3.ウクライナ、暗殺計画を阻止したと発表
【記事要旨】
 ウクライナの治安当局は昨日、ヴォロディミル・ゼレンスキー大統領とその他の軍事・政治のトップ人物を暗殺するというロシアの計画を阻止したと発表した。 陰謀に参加したとして告発されたウクライナ人大佐2人が反逆罪で逮捕された。

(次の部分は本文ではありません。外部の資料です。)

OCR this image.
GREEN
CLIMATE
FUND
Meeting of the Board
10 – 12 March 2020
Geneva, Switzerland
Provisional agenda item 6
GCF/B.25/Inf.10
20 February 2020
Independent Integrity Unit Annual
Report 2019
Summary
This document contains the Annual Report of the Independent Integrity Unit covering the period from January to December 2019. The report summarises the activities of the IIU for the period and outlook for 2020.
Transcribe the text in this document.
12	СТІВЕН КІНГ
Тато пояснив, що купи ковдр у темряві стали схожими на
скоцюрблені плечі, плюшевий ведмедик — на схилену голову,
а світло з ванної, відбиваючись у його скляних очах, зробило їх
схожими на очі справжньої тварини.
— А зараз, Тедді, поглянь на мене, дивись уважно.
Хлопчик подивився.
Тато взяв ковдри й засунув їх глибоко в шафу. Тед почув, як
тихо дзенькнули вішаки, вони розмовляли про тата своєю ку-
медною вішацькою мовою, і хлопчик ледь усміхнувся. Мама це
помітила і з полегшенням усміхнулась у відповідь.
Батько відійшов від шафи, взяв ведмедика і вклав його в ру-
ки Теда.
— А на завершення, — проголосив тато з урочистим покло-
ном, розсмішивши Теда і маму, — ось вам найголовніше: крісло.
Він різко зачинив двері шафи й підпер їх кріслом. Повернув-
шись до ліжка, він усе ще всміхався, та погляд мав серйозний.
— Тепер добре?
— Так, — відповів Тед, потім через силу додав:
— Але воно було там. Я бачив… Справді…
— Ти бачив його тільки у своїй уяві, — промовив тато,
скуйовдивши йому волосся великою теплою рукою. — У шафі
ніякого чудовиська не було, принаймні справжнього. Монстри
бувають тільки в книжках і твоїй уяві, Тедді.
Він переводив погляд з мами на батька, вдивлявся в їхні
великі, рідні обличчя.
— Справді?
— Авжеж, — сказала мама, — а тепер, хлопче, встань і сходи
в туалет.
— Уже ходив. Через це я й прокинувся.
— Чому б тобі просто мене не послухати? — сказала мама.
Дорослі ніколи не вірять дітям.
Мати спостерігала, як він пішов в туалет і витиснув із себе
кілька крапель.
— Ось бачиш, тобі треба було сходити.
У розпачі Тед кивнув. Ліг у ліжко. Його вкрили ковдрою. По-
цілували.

 ウクライナ情報機関は声明で、この陰謀には2大佐を含むロシア諜報員のネットワークが関与していたと述べた。 彼らは、ゼレンスキー氏を人質に取り殺害することが出来るゼレンスキー氏の警備担当者を特定する任務を負っていた。
【コメント】
 大佐二人が関与していたとは驚きだ。ロシアはウクライナ軍の上層部に食い込んでいるようだ。

その他主要記事:
英国:
 英国の陸軍、海軍、空軍の隊員の個人情報が重大なデータ侵害によりハッキングされたと国防長官が述べた。 一部の議員はサイバー攻撃は中国によって画策されたと述べた。
米国:
 バイデン大統領は、10月7日のハマスによる攻撃を受けて国内で「反ユダヤ主義の猛烈な高まり」が起きていると宣言した。
TikTok:
 中国の所有者であるバイトダンスに、「販売を強制し、さもなければ禁止する」という新しい法律をめぐって米国政府を訴えた。
ロシア:
 当局は犯罪行為の容疑で米兵を拘束した。 少なくとも7月まで拘留する予定だ。
中国:
 当局によると、病院での刃物による襲撃で少なくとも2人が死亡、21人が負傷した。
南アフリカ:
 76人が死亡した昨年8月のヨハネスブルグ火災に関する調査では、何年もの間「鳴り響く警鐘」を無視してきた当局に責任があるとされた。
ブラジル:
 イーロン・マスク氏と米国の共和党議員が、ジャイール・ボルソナロ前大統領の政治的支持源として浮上している。